[PATCH] convert braced initializers to strings (PR 71625)

Jason Merrill jason@redhat.com
Tue Aug 7 08:58:00 GMT 2018


On Wed, Aug 1, 2018 at 12:49 AM, Martin Sebor <msebor@gmail.com> wrote:
> On 07/31/2018 07:38 AM, Jason Merrill wrote:
>>
>> On Tue, Jul 31, 2018 at 9:51 AM, Martin Sebor <msebor@gmail.com> wrote:
>>>
>>> The middle-end contains code to determine the lengths of constant
>>> character arrays initialized by string literals.  The code is used
>>> in a number of optimizations and warnings.
>>>
>>> However, the code is unable to deal with constant arrays initialized
>>> using the braced initializer syntax, as in
>>>
>>>   const char a[] = { '1', '2', '\0' };
>>>
>>> The attached patch extends the C and C++ front-ends to convert such
>>> initializers into a STRING_CST form.
>>>
>>> The goal of this work is to both enable existing optimizations for
>>> such arrays, and to help detect bugs due to using non-nul terminated
>>> arrays where nul-terminated strings are expected.  The latter is
>>> an extension of the GCC 8 _Wstringop-overflow and
>>> -Wstringop-truncation warnings that help detect or prevent reading
>>> past the end of dynamically created character arrays.  Future work
>>> includes detecting potential past-the-end reads from uninitialized
>>> local character arrays.
>>
>>
>>>   && TYPE_MAIN_VARIANT (TREE_TYPE (valtype)) == char_type_node)
>>
>>
>> Why?

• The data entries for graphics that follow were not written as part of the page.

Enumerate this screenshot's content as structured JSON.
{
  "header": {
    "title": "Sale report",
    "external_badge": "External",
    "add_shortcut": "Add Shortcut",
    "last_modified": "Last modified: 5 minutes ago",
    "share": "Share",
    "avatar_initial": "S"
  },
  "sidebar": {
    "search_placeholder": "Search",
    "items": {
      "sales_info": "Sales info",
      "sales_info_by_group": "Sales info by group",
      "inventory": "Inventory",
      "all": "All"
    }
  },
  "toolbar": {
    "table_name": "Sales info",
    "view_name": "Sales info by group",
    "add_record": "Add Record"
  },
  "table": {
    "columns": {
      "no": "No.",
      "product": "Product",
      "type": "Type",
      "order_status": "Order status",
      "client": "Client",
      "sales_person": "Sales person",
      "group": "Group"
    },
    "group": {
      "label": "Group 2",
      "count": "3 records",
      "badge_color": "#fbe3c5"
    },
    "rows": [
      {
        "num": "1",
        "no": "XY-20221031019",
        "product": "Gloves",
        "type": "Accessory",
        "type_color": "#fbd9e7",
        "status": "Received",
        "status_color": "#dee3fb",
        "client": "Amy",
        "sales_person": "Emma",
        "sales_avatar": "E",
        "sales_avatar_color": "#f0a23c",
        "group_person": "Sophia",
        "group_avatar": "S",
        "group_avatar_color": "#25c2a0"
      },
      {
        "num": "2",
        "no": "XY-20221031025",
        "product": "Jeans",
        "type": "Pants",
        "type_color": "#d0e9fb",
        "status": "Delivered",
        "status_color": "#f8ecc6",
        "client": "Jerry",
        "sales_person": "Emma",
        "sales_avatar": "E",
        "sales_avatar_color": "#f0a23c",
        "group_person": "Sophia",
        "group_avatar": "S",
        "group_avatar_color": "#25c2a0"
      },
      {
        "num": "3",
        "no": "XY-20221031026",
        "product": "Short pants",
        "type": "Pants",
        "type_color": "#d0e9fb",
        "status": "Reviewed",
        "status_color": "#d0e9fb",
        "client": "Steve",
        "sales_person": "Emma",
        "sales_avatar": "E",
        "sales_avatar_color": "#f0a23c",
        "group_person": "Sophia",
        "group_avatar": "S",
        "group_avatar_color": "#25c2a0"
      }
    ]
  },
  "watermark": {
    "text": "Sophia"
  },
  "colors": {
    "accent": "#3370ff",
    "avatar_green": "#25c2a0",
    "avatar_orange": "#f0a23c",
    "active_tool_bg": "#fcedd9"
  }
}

Don't we want this for other character types as well?
>
> It suppresses narrowing warnings for things like
>
>   signed char a[] = { 0xff };
>
> (there are a couple of tests that exercise this).

Why is plain char different in this respect?  Presumably one of

char a[] = { -1 };
char b[] = { 0xff };

should give the same narrowing warning, depending on whether char is signed.

> At the same time, STRING_CST is supposed to be able to represent
> strings of any integer type so there should be a way to make it
> work.  On the flip side, recent discussions of changes in this
> area suggest there may be bugs in the wide character handling of
> STRING_CST so those would need to be fixed before relying on it
> for robust support.
>
> In any case, if you have a suggestion for how to make it work for
> at least the narrow character types I'll adjust the patch.

I suppose braced_list_to_string should call check_narrowing for C++.

Currently it uses tree_fits_shwi_p (signed host_wide_int) and then
stores the extracted value in a host unsigned int, which is then
converted to host char.  Does the right thing happen for -fsigned-char
or targets with a different character set?